Not only that, but the local medical practitioners are now learning how to use equipment they had never seen before.
There is also a constant flow of doctors, nurses and therapists between the Resource Centre and the teaching hospital with the children and their families being recognised as real people for the first time.
“Fear and prejudice are being replaced by interest and excitement as this new confidence is spreading through neighbouring communities and more parents are bringing their children to help.”
Now student therapists are requesting a placement in Ho because this is the only place where they will have hands-on access to such equipment.
“Yes,” said Anna, “we have managed to bring some real help and joy into these young lives but we know they deserve more.
“Schools will not accept them. Being upright and learning to walk is one thing but education is a step too far, a step that cannot be taken. How can a deaf child learn? A child without sight? A Downs Syndrome child? How can wheelchairs be allowed in school?” she asks
Anna explained that tired of fighting these battles, they are now building their own school, an inclusive school where local children both with and without a disability will receive an education appropriate to their needs.
This is the only way to break and banish the prejudices which prevent these children from playing their full part in society.
It will be Ghana’s first Inclusive School and will be next to the Resource and Assessment Centre.
Once again Australia Aid have given a grant for the building but it will remain an empty shell unless they can provide essential teaching and learning equipment.
“We in the developed world are aware of the wealth of expertise and resources which are available to help teach children with diverse needs and as global citizens surely we can start to share some of this,” said Anna.
And this is where WE come in.
Children from the Special Schools in Norwich and Norfolk are gathering together in Eaton Park on Thursday, September 30 between 10.30am and 12.30pm to show just what they can do.
The event is called BECAUSE WE CAN and will be filmed and sent to the children in Ghana to give them hope that, one day, they too will be able to shout BECAUSE WE CAN.
“We have been enthralled by the achievement of the Paralympians.
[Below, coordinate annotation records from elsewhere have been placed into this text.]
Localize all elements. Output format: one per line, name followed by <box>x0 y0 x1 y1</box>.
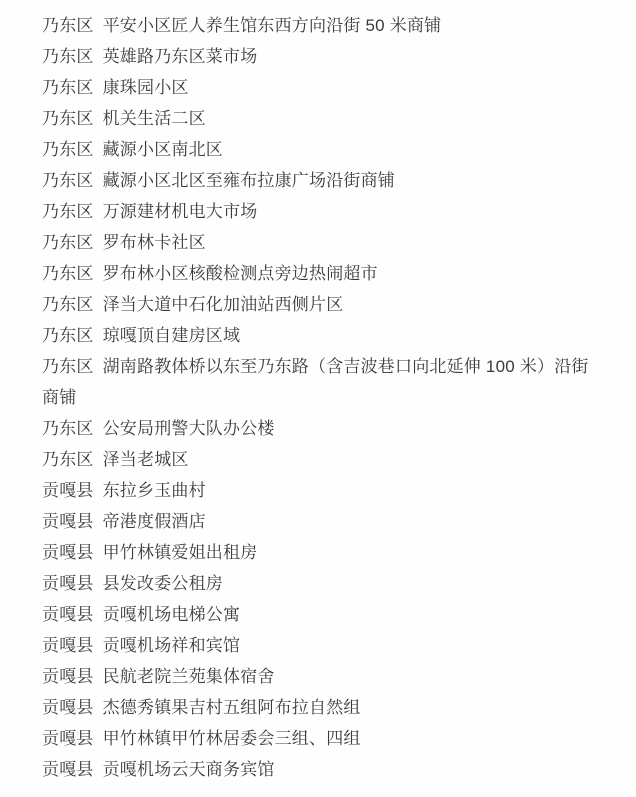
place-label: 帝港度假酒店 <box>103 512 206 531</box>
district-label: 乃东区 <box>42 47 94 66</box>
place-label: 贡嘎机场祥和宾馆 <box>103 636 241 655</box>
list-item: 乃东区藏源小区北区至雍布拉康广场沿街商铺 <box>42 165 602 196</box>
district-label: 乃东区 <box>42 78 94 97</box>
district-label: 贡嘎县 <box>42 605 94 624</box>
district-label: 乃东区 <box>42 202 94 221</box>
list-item: 乃东区琼嘎顶自建房区域 <box>42 320 602 351</box>
list-item: 贡嘎县杰德秀镇果吉村五组阿布拉自然组 <box>42 692 602 723</box>
place-label: 泽当大道中石化加油站西侧片区 <box>103 295 344 314</box>
district-label: 贡嘎县 <box>42 698 94 717</box>
list-item: 乃东区英雄路乃东区菜市场 <box>42 41 602 72</box>
place-label: 公安局刑警大队办公楼 <box>103 419 275 438</box>
list-item: 贡嘎县县发改委公租房 <box>42 568 602 599</box>
location-list: 乃东区平安小区匠人养生馆东西方向沿街 50 米商铺 乃东区英雄路乃东区菜市场 乃… <box>42 10 602 785</box>
district-label: 乃东区 <box>42 295 94 314</box>
district-label: 乃东区 <box>42 450 94 469</box>
list-item: 贡嘎县贡嘎机场云天商务宾馆 <box>42 754 602 785</box>
place-label: 贡嘎机场云天商务宾馆 <box>103 760 275 779</box>
district-label: 贡嘎县 <box>42 574 94 593</box>
district-label: 贡嘎县 <box>42 760 94 779</box>
place-label: 贡嘎机场电梯公寓 <box>103 605 241 624</box>
list-item: 贡嘎县甲竹林镇甲竹林居委会三组、四组 <box>42 723 602 754</box>
place-label: 琼嘎顶自建房区域 <box>103 326 241 345</box>
list-item: 贡嘎县帝港度假酒店 <box>42 506 602 537</box>
place-label: 湖南路教体桥以东至乃东路（含吉波巷口向北延伸 100 米）沿街商铺 <box>42 357 589 407</box>
district-label: 乃东区 <box>42 233 94 252</box>
district-label: 贡嘎县 <box>42 636 94 655</box>
district-label: 贡嘎县 <box>42 481 94 500</box>
place-label: 县发改委公租房 <box>103 574 223 593</box>
district-label: 贡嘎县 <box>42 667 94 686</box>
district-label: 贡嘎县 <box>42 543 94 562</box>
place-label: 康珠园小区 <box>103 78 189 97</box>
list-item: 贡嘎县东拉乡玉曲村 <box>42 475 602 506</box>
list-item: 乃东区公安局刑警大队办公楼 <box>42 413 602 444</box>
document-page: 乃东区平安小区匠人养生馆东西方向沿街 50 米商铺 乃东区英雄路乃东区菜市场 乃… <box>0 0 636 797</box>
list-item: 乃东区康珠园小区 <box>42 72 602 103</box>
district-label: 乃东区 <box>42 171 94 190</box>
list-item: 乃东区罗布林卡社区 <box>42 227 602 258</box>
district-label: 乃东区 <box>42 109 94 128</box>
list-item: 乃东区泽当老城区 <box>42 444 602 475</box>
place-label: 甲竹林镇甲竹林居委会三组、四组 <box>103 729 361 748</box>
place-label: 罗布林小区核酸检测点旁边热闹超市 <box>103 264 378 283</box>
list-item: 贡嘎县贡嘎机场祥和宾馆 <box>42 630 602 661</box>
list-item: 乃东区平安小区匠人养生馆东西方向沿街 50 米商铺 <box>42 10 602 41</box>
list-item: 乃东区机关生活二区 <box>42 103 602 134</box>
place-label: 民航老院兰苑集体宿舍 <box>103 667 275 686</box>
district-label: 乃东区 <box>42 419 94 438</box>
place-label: 罗布林卡社区 <box>103 233 206 252</box>
district-label: 贡嘎县 <box>42 729 94 748</box>
list-item: 贡嘎县甲竹林镇爱姐出租房 <box>42 537 602 568</box>
place-label: 甲竹林镇爱姐出租房 <box>103 543 258 562</box>
district-label: 贡嘎县 <box>42 512 94 531</box>
place-label: 泽当老城区 <box>103 450 189 469</box>
place-label: 平安小区匠人养生馆东西方向沿街 50 米商铺 <box>103 16 442 35</box>
list-item: 乃东区万源建材机电大市场 <box>42 196 602 227</box>
place-label: 万源建材机电大市场 <box>103 202 258 221</box>
district-label: 乃东区 <box>42 16 94 35</box>
place-label: 机关生活二区 <box>103 109 206 128</box>
list-item: 乃东区泽当大道中石化加油站西侧片区 <box>42 289 602 320</box>
list-item: 乃东区罗布林小区核酸检测点旁边热闹超市 <box>42 258 602 289</box>
place-label: 藏源小区南北区 <box>103 140 223 159</box>
district-label: 乃东区 <box>42 357 94 376</box>
district-label: 乃东区 <box>42 264 94 283</box>
list-item: 乃东区湖南路教体桥以东至乃东路（含吉波巷口向北延伸 100 米）沿街商铺 <box>42 351 602 413</box>
place-label: 藏源小区北区至雍布拉康广场沿街商铺 <box>103 171 395 190</box>
place-label: 杰德秀镇果吉村五组阿布拉自然组 <box>103 698 361 717</box>
place-label: 英雄路乃东区菜市场 <box>103 47 258 66</box>
district-label: 乃东区 <box>42 140 94 159</box>
list-item: 乃东区藏源小区南北区 <box>42 134 602 165</box>
district-label: 乃东区 <box>42 326 94 345</box>
list-item: 贡嘎县贡嘎机场电梯公寓 <box>42 599 602 630</box>
list-item: 贡嘎县民航老院兰苑集体宿舍 <box>42 661 602 692</box>
place-label: 东拉乡玉曲村 <box>103 481 206 500</box>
Now you are invited to come and show your appreciation of the achievements of our local children. My thanks go to Norwich City Council for their help in this venture,” said Anna.
The Rotary Club of Norwich is backing and supporting all these endeavours – be they in Norfolk or Ghana – and will be ready to receive any donations you may wish to make to help the once-forgotten children in Ho.
Let’s give the children with a disability the chance of an education…and a future.